Excellente nouvelle : le tome 2 apporte l’éclairage tant attendu sur les enjeux de la série en croisant enfin ses fils narratifs. Même l’imbitable Église de la Singularité avec ses robots cosmiques en quête d’un œuf géant se décide à montrer son jeu. Et le résultat est… extraordinaire. Loin des évidences immédiates auxquelles nous a habitués l’éditeur Image, les Saga, Black Science, ou même East of West de Hickman justement, cette série-là est équipée d’un moteur diesel mais une fois lancée, elle s’avère inarrêtable. Rock, enlevée, musclée, vraiment drôle, peuplée de personnages excellemment campés, cette odyssée spatiale trouve ici une vraie épaisseur dramatique. La piquante Neha Nori Sood confirme quelle belle héroïne elle fait, et sa mentor Imogen Smith-Morley n’est pas en reste, en figure maternelle douée pour abréger les souffrances de ses cibles.
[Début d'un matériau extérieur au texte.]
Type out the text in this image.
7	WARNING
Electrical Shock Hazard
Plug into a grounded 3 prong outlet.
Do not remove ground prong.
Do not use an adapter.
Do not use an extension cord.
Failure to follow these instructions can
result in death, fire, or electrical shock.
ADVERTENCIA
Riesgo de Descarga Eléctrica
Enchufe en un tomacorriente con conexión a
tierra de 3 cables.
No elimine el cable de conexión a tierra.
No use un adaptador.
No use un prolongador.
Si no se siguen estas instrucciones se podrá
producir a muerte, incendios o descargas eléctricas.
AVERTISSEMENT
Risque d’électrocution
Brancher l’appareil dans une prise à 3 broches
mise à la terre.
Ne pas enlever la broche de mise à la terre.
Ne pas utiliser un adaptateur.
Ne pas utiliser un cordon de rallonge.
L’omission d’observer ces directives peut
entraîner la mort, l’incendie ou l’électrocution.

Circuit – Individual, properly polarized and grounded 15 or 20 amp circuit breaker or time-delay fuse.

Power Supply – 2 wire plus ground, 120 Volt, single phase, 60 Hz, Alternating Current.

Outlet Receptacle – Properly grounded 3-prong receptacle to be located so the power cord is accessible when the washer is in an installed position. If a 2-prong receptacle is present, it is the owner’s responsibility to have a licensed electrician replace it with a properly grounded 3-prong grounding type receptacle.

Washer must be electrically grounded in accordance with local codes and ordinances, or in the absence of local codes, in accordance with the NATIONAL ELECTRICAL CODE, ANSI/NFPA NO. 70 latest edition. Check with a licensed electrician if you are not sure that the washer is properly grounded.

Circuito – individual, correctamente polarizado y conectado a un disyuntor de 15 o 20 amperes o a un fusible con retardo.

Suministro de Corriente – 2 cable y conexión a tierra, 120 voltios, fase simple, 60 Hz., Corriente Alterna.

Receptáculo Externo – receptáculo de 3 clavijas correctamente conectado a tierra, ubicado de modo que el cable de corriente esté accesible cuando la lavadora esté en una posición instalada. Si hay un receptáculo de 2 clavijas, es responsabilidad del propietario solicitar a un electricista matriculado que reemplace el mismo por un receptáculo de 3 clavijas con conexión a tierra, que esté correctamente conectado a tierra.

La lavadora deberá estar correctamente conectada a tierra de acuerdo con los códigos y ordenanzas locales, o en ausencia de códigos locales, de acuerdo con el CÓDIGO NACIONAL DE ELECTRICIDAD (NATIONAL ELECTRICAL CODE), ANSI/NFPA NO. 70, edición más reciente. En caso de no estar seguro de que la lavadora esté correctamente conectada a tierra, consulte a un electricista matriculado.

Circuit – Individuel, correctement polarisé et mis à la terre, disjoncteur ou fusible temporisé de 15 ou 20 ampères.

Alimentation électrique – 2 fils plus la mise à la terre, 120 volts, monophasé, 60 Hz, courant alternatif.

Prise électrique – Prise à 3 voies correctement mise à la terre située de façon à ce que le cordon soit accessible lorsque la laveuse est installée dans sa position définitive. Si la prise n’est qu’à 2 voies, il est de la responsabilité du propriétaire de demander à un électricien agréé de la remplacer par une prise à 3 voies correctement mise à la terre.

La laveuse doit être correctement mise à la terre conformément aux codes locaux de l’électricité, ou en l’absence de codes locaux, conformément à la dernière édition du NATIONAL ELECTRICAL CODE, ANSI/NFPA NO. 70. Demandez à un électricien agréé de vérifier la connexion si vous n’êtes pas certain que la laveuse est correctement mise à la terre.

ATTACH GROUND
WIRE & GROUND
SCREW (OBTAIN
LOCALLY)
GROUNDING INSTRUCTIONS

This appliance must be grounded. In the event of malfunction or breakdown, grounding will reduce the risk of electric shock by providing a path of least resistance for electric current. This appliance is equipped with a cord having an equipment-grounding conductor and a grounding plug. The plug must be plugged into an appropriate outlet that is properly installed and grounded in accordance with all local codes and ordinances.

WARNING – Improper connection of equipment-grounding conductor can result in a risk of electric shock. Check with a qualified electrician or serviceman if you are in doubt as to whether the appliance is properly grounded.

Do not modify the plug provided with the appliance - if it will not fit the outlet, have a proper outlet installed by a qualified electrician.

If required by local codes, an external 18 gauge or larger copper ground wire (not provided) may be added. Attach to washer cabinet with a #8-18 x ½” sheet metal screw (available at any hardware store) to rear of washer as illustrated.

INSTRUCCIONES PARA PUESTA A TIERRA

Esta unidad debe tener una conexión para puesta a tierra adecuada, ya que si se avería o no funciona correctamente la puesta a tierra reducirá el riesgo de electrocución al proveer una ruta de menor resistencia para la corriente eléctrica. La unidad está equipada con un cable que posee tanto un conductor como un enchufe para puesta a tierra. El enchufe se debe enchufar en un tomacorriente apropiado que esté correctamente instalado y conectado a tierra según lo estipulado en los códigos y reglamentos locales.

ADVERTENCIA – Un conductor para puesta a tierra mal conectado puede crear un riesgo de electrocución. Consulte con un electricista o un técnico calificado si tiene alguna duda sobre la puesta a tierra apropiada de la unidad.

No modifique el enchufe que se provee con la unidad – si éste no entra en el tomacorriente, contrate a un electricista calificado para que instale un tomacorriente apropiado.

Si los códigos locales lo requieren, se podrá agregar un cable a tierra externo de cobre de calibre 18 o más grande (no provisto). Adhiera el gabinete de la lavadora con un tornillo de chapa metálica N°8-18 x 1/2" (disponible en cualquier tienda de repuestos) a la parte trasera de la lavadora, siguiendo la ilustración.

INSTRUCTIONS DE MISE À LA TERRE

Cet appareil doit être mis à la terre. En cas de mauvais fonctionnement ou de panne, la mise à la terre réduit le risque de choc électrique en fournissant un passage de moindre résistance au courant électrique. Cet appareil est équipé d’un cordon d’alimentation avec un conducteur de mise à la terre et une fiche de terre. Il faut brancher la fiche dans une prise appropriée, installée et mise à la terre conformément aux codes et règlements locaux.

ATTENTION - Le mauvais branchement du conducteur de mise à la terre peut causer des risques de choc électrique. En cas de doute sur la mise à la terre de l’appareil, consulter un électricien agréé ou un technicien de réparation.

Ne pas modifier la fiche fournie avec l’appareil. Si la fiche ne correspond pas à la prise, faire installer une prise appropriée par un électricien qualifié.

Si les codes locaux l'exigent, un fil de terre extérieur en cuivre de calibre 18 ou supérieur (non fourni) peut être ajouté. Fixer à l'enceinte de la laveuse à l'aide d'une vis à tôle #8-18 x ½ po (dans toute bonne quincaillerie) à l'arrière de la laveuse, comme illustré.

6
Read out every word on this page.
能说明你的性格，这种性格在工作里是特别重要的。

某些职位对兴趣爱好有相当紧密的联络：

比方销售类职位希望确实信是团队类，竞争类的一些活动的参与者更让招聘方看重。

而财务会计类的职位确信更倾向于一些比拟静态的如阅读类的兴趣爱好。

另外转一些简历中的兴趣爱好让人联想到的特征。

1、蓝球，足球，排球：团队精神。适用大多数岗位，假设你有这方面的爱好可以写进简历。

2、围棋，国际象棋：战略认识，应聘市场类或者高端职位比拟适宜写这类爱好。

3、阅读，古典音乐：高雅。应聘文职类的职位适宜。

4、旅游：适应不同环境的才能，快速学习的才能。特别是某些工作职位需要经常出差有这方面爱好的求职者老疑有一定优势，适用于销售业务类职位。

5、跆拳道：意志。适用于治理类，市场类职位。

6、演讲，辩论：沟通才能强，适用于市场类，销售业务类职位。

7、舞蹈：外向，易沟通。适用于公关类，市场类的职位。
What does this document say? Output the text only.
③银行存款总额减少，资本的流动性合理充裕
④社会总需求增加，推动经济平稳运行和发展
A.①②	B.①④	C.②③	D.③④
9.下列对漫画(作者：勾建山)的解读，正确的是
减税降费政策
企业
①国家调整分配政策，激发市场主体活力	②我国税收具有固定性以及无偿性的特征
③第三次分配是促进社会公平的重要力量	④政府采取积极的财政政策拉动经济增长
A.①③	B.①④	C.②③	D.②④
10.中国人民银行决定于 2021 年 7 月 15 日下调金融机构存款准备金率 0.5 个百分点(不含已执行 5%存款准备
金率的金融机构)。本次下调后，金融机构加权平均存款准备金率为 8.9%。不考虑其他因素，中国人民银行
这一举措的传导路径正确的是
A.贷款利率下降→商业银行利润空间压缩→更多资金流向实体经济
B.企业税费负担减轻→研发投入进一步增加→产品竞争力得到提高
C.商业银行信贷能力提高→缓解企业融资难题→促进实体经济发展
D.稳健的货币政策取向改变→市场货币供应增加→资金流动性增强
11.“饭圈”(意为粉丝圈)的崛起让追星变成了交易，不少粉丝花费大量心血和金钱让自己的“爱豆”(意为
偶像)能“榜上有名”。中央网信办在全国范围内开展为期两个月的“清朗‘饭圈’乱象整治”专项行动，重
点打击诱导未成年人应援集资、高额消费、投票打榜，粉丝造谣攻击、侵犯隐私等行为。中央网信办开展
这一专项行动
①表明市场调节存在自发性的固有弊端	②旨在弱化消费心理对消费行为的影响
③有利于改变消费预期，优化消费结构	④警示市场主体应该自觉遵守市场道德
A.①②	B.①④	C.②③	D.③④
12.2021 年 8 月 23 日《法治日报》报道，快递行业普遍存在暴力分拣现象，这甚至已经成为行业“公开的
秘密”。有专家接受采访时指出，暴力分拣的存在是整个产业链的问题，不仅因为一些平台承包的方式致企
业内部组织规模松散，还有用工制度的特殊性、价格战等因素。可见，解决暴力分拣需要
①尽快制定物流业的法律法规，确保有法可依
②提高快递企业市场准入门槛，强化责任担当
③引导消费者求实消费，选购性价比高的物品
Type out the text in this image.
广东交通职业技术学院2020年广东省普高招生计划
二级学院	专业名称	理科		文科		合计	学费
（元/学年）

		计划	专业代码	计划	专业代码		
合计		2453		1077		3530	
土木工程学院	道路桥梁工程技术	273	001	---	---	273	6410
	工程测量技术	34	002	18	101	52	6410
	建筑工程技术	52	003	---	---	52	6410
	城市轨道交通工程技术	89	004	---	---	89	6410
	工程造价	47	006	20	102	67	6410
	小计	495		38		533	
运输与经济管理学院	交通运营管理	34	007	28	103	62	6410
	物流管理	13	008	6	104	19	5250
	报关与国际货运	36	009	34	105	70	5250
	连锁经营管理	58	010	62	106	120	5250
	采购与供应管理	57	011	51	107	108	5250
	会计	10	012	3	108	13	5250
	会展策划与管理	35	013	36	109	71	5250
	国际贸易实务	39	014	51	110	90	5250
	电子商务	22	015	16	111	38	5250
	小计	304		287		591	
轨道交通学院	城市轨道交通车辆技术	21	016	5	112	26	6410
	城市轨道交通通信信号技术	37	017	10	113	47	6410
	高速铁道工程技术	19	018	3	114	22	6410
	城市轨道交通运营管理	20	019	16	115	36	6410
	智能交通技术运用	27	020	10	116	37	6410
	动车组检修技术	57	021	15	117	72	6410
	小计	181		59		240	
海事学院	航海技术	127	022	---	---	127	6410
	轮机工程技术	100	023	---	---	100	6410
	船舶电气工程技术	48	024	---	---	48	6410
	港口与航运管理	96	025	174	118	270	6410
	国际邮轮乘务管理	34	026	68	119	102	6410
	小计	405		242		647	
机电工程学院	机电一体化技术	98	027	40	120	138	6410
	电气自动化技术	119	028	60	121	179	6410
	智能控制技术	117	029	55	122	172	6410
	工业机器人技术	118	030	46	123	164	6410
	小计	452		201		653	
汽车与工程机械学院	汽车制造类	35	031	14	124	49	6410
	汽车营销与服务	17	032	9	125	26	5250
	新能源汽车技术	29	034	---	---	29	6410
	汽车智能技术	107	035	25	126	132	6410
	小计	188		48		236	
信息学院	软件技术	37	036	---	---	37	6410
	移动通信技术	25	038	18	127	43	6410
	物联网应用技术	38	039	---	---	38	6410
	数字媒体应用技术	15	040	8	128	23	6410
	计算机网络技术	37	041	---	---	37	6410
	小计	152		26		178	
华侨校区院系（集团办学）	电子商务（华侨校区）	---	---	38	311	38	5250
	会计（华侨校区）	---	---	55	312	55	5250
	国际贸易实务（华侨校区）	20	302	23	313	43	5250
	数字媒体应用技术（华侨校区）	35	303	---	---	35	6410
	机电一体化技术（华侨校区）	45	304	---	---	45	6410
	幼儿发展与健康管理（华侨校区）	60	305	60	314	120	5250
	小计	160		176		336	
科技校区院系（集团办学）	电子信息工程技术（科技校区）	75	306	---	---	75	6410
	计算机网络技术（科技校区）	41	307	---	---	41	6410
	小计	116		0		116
Ce qui n’était dans le tome 1 qu’un trip dépaysant éminemment plaisant mais frustrant devient dès lors un formidable voyage émotionnel et sensoriel dont les audaces graphiques sont moins là pour faire le malin que pour apporter une profondeur supplémentaire. Ce qu’on prenait à tort pour des affèteries et du maniérisme de la part d’Huddleston se révèle parfaitement en phase avec les ambitions de la série : chaque rupture de style, de mise en couleurs ou de technique visait bien depuis le début à donner une texture additionnelle à chaque scène. Il fallait juste pour s’en rendre compte un peu plus d’humilité dans la manière de raconter cette histoire. Miracle, on a l’impression de découvrir enfin le projet pour ce qu’il aurait dû être dès le départ : un spectacle total satisfaisant à tous les niveaux et explosant les limites de son medium pour proposer une rarissime expérience de lecture en 3D. Voire carrément en 10D. Enfilez vos lunettes, ambiance séance en IMAX.